UVE denuncia um bloqueio regulatório que está a travar a mobilidade elétrica em Portugal.

Comunicado de Imprensa UVE
Lisboa, 11 de maio de 2026
A UVE – Associação de Utilizadores de Veículos Elétricos alerta para uma situação grave que está a afetar diretamente centenas de utilizadores e a comprometer o crescimento da mobilidade elétrica em Portugal: a impossibilidade de registo de novas instalações, deixando centenas de postos de carregamento já instalados sem poderem ser ligados à rede da mobilidade elétrica.
Esta situação resulta de uma interpretação restritiva do novo enquadramento legal por parte do regulador, a ERSE – Entidade Reguladora dos Serviços Energéticos, na sequência da publicação do Decreto-Lei n.º 93/2025. Como consequência direta, a Entidade gestora da Mobilidade Elétrica (Mobi.E) suspendeu o registo de novas instalações, criando um verdadeiro bloqueio administrativo sem alternativa funcional para os Utilizadores.

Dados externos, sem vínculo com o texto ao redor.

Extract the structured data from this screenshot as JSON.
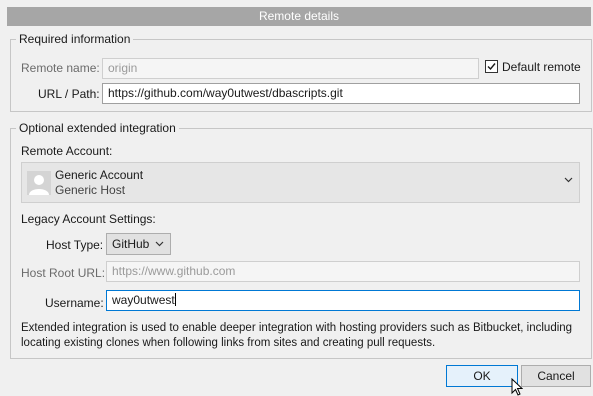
{
  "window": {
    "title": "Remote details"
  },
  "required": {
    "legend": "Required information",
    "remote_name_label": "Remote name:",
    "remote_name_value": "origin",
    "default_remote_label": "Default remote",
    "default_remote_checked": true,
    "url_label": "URL / Path:",
    "url_value": "https://github.com/way0utwest/dbascripts.git"
  },
  "optional": {
    "legend": "Optional extended integration",
    "remote_account_label": "Remote Account:",
    "account": {
      "name": "Generic Account",
      "subtitle": "Generic Host"
    },
    "legacy_label": "Legacy Account Settings:",
    "host_type_label": "Host Type:",
    "host_type_value": "GitHub",
    "host_root_label": "Host Root URL:",
    "host_root_placeholder": "https://www.github.com",
    "username_label": "Username:",
    "username_value": "way0utwest",
    "info_text": "Extended integration is used to enable deeper integration with hosting providers such as Bitbucket, including locating existing clones when following links from sites and creating pull requests."
  },
  "buttons": {
    "ok": "OK",
    "cancel": "Cancel"
  },
  "colors": {
    "focus_accent": "#0078d4",
    "titlebar": "#a6a6a6"
  }
}
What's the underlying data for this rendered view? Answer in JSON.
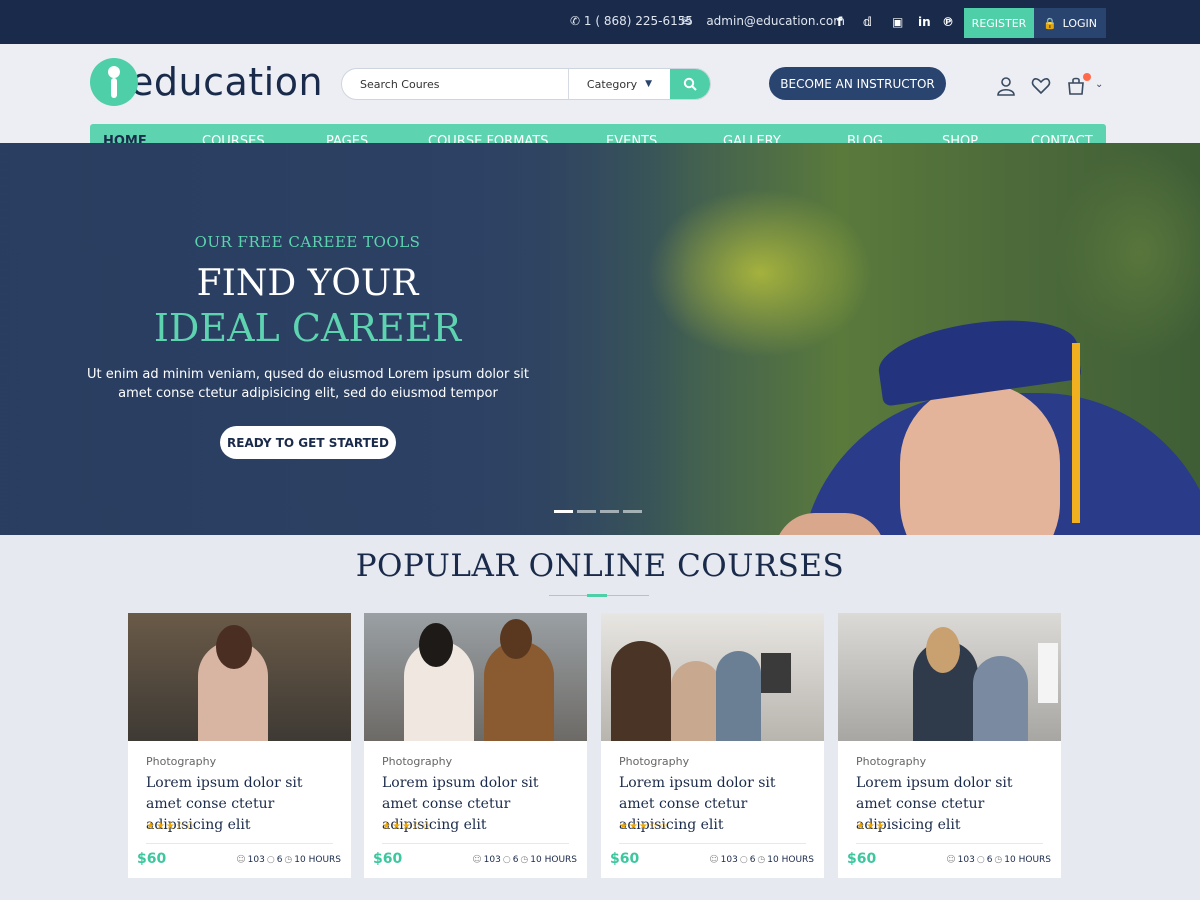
{
  "topbar": {
    "phone": "1 ( 868) 225-6155",
    "email": "admin@education.com",
    "social": [
      "facebook",
      "twitter",
      "instagram",
      "linkedin",
      "pinterest"
    ],
    "register_label": "REGISTER",
    "login_label": "LOGIN"
  },
  "header": {
    "logo_text": "education",
    "search_placeholder": "Search Coures",
    "category_label": "Category",
    "instructor_label": "BECOME AN INSTRUCTOR",
    "cart_count": "0"
  },
  "nav": {
    "items": [
      "HOME",
      "COURSES",
      "PAGES",
      "COURSE FORMATS",
      "EVENTS",
      "GALLERY",
      "BLOG",
      "SHOP",
      "CONTACT"
    ],
    "active": "HOME"
  },
  "hero": {
    "subtitle": "OUR FREE CAREEE TOOLS",
    "title_line1": "FIND YOUR",
    "title_line2": "IDEAL CAREER",
    "text": "Ut enim ad minim veniam, qused do eiusmod  Lorem ipsum dolor sit amet conse ctetur adipisicing elit, sed do eiusmod tempor",
    "button_label": "READY TO GET STARTED",
    "slides": 4,
    "active_slide": 1
  },
  "courses": {
    "title": "POPULAR ONLINE COURSES",
    "items": [
      {
        "category": "Photography",
        "title": "Lorem ipsum dolor sit amet conse ctetur adipisicing elit",
        "rating": 3,
        "stars": "★★★☆☆",
        "price": "$60",
        "students": "103",
        "comments": "6",
        "hours": "10 HOURS"
      },
      {
        "category": "Photography",
        "title": "Lorem ipsum dolor sit amet conse ctetur adipisicing elit",
        "rating": 3,
        "stars": "★★★☆☆",
        "price": "$60",
        "students": "103",
        "comments": "6",
        "hours": "10 HOURS"
      },
      {
        "category": "Photography",
        "title": "Lorem ipsum dolor sit amet conse ctetur adipisicing elit",
        "rating": 3,
        "stars": "★★★☆☆",
        "price": "$60",
        "students": "103",
        "comments": "6",
        "hours": "10 HOURS"
      },
      {
        "category": "Photography",
        "title": "Lorem ipsum dolor sit amet conse ctetur adipisicing elit",
        "rating": 3,
        "stars": "★★★",
        "price": "$60",
        "students": "103",
        "comments": "6",
        "hours": "10 HOURS"
      }
    ]
  },
  "colors": {
    "navy": "#1a2a4a",
    "accent": "#4ecfa8",
    "button_dark": "#2a4470",
    "star": "#f0a800"
  }
}
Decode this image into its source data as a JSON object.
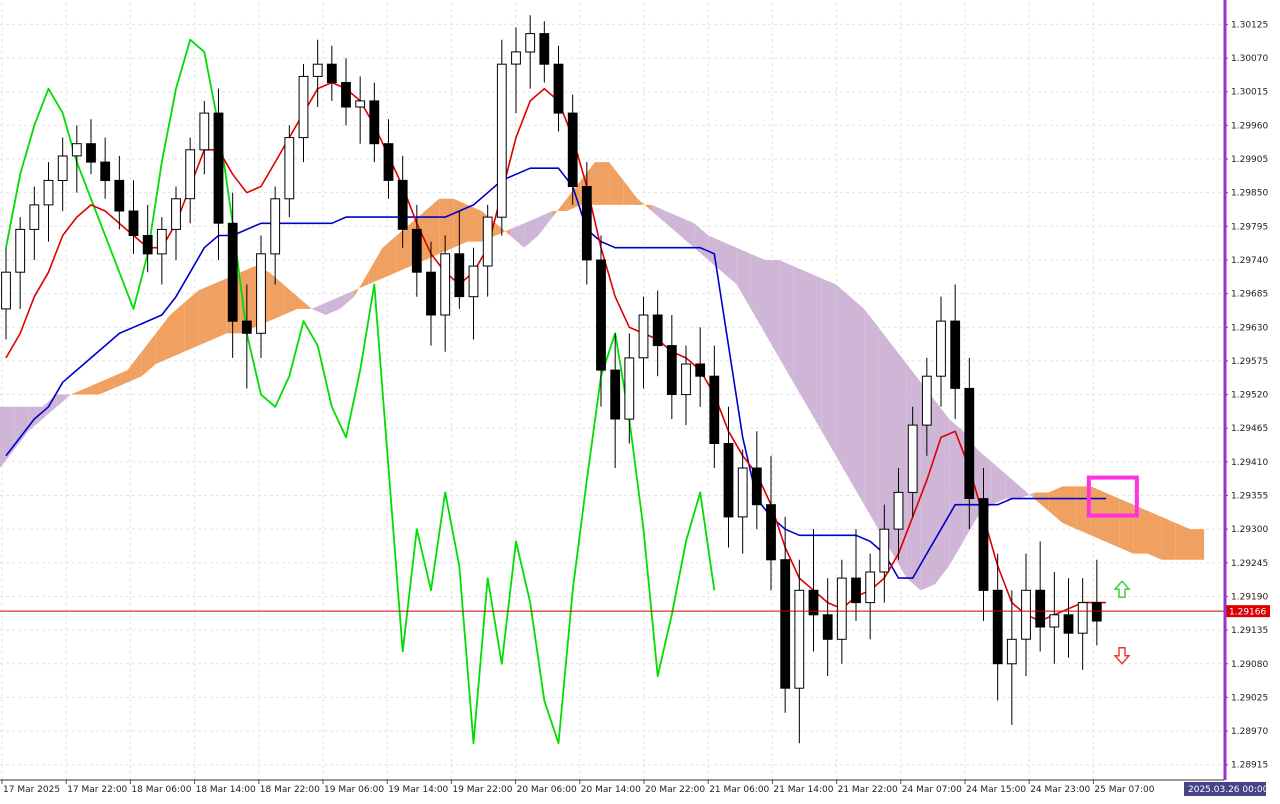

Estamos perante um vazio legal com efeitos reais e imediatos: postos instalados, investimentos feitos e Utilizadores impedidos de carregar os seus veículos de forma legal, conveniente e transparente.
Esta situação impacta diretamente o registo de novos Detentores de Ponto de Carregamento (DPC), que tem sido uma peça-chave no desenvolvimento da mobilidade elétrica em Portugal, permitindo soluções essenciais como:
- Carregamentos em condomínios sem conflitos ou acertos entre condóminos;
- Carregamento doméstico de viaturas de empresa com faturação separada.
Esta paralisação representa, segundo a UVE, um retrocesso incompreensível no momento crítico da transição energética, que atravessamos.
Apesar da existência de um regime transitório até 31 de dezembro de 2026, não foi assegurada qualquer solução operacional, criando um cenário de incerteza jurídica e na prática, um bloqueio.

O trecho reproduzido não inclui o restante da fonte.